Она оторвалась от Бриджид и сообщила:

— Мне всегда очень нравилась Алиса.

— Мне тоже. Правда, сейчас уже не так. То есть да, но по-другому. Очень.

— Как думаешь, Бриджид, стоит попытаться его понять?

— Не стоит, — отвечала Бриджид. — На расшифровку одной фразы уйдет неделя, не меньше.

Накрыли на стол. Я уселся там, где разглядел свое имя, и стал смотреть на Наташу, сидевшую в противоположном конце комнаты. Улыбка через весь зал, объятия, поцелуйство с Бриджид, и вот теперь взгляды через стол развеяли нимб, оторвали крылышки — и я с тоской наблюдал, как Наташа вприпрыжку убегает из моих фантазий и занимает свое настоящее место — место живого человека в единственном известном нам мире. Пустота под ложечкой тихонько ныла.

Нам подали говяжьи отбивные под соусом из их же собственной застывшей, разогретой и успевшей снова застыть крови. Я разрезал свою отбивную на аккуратные квадратики, и в мыслях не имея их есть, затем хлебнул холодного молока и налил себе виски, предусмотрительно кем-то принесенного.

Вскоре за столом начали скандировать: «Даешь речь! Даешь речь!»

Я присоединился к общему хору, однако через несколько секунд мой сокомнатник Форд, он же однокашник Форд, он же старый добрый Форд — так вот, Форд ткнул меня в плечо и сказал:

— Эй, старина! — Я слышал только «Даешь речь!» — Уилмердинг! Старина! Двайт!

— Что? — очнулся я.

— «Даешь речь» относится к тебе. Речи ждут от тебя. Давай, люди уже выпить хотят, а просто так не станут.
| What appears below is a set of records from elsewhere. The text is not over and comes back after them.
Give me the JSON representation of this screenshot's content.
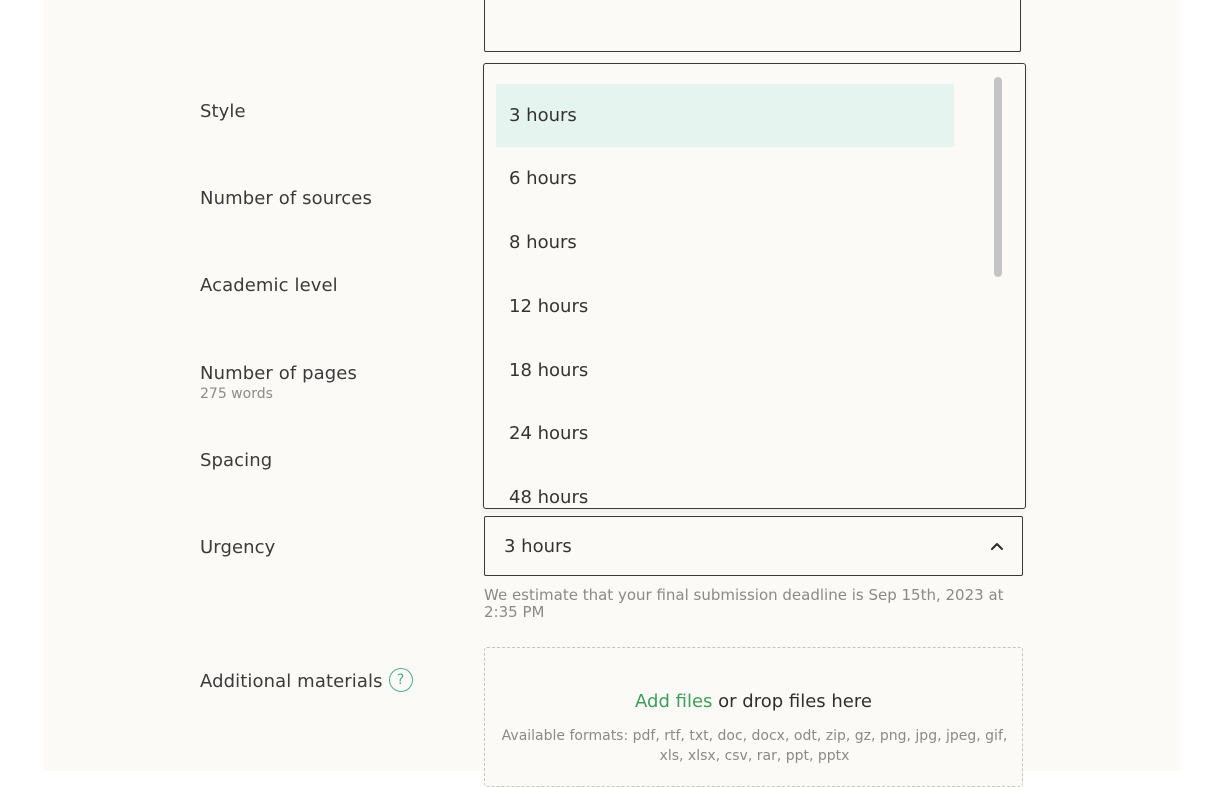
{
  "form": {
    "labels": {
      "style": "Style",
      "sources": "Number of sources",
      "academic_level": "Academic level",
      "pages": "Number of pages",
      "pages_sub": "275 words",
      "spacing": "Spacing",
      "urgency": "Urgency",
      "additional_materials": "Additional materials"
    },
    "help_icon": "?",
    "urgency": {
      "selected": "3 hours",
      "options": [
        "3 hours",
        "6 hours",
        "8 hours",
        "12 hours",
        "18 hours",
        "24 hours",
        "48 hours"
      ],
      "chevron_icon": "chevron-up-icon",
      "hint": "We estimate that your final submission deadline is Sep 15th, 2023 at 2:35 PM"
    },
    "upload": {
      "link": "Add files",
      "text": " or drop files here",
      "formats": "Available formats: pdf, rtf, txt, doc, docx, odt, zip, gz, png, jpg, jpeg, gif, xls, xlsx, csv, rar, ppt, pptx"
    }
  },
  "colors": {
    "accent": "#3f9e5a",
    "selected_bg": "#e6f4ef",
    "panel_bg": "#fcfaf7"
  }
}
Я поднялся, как будто всю жизнь только и делал, что толкал речи (на самом деле мне их толкать пока не приходилось), и три раза звякнул столовым ножом о высокий бокал, который предварительно опустошил. Пожалуй, я переборщил с виски. Бриджид сунула мне в ладонь блокнот.

— Хм… — Я прочистил горло и несколько повысил голос. — Хм-хм!

В столовой стало значительно тише. Народ практически замер, в глазах у многих читалось почти заинтересованное ожидание; при мысли, что каждому моему слову, чтобы достучаться до сознания целого выпуска, придется умножиться в среднем на восемьдесят пять, сердце мое забилось чаще. И это ведь еще не все пришли. Около сорока человек просто не явились, а три человека не смогли прийти по причине суицида, рака и падения с мотоцикла на скользкой дороге в Восточном Орегоне с летальным исходом — именно в такой хронологической последовательности.

— Краткость, — начал я. — Вот что написано у меня в плане речи. В конце концов, краткость — это соль жизни. По-моему, раз десять лет промелькнули как одно мгновение, будет только логично, если моя речь окажется краткой и я не задержу вас дольше, чем планировал.

Сзади я услышал женский шепот:

— Смотри, у него ноги совсем безволосые. И руки тоже. Он же был самым волосатым…

— Гм-гм! Когда я пришел в эту школу, я был обычным третьеклассником, не более волосатым, чем все остальные третьеклассники, а точнее, совсем не волосатым. Однако время шло, я рос — и становился все волосатее и волосатее. Все верно. Все так и было. И вот к моменту развала Советского Союза — само по себе это было событие со знаком плюс, и я ему очень радовался, — так вот к этому моменту я сделался невероятно волосатым, и судьбе было угодно оставить меня в таком состоянии почти на десять долгих лет.

— Он что, под кайфом? — проворчал кто-то.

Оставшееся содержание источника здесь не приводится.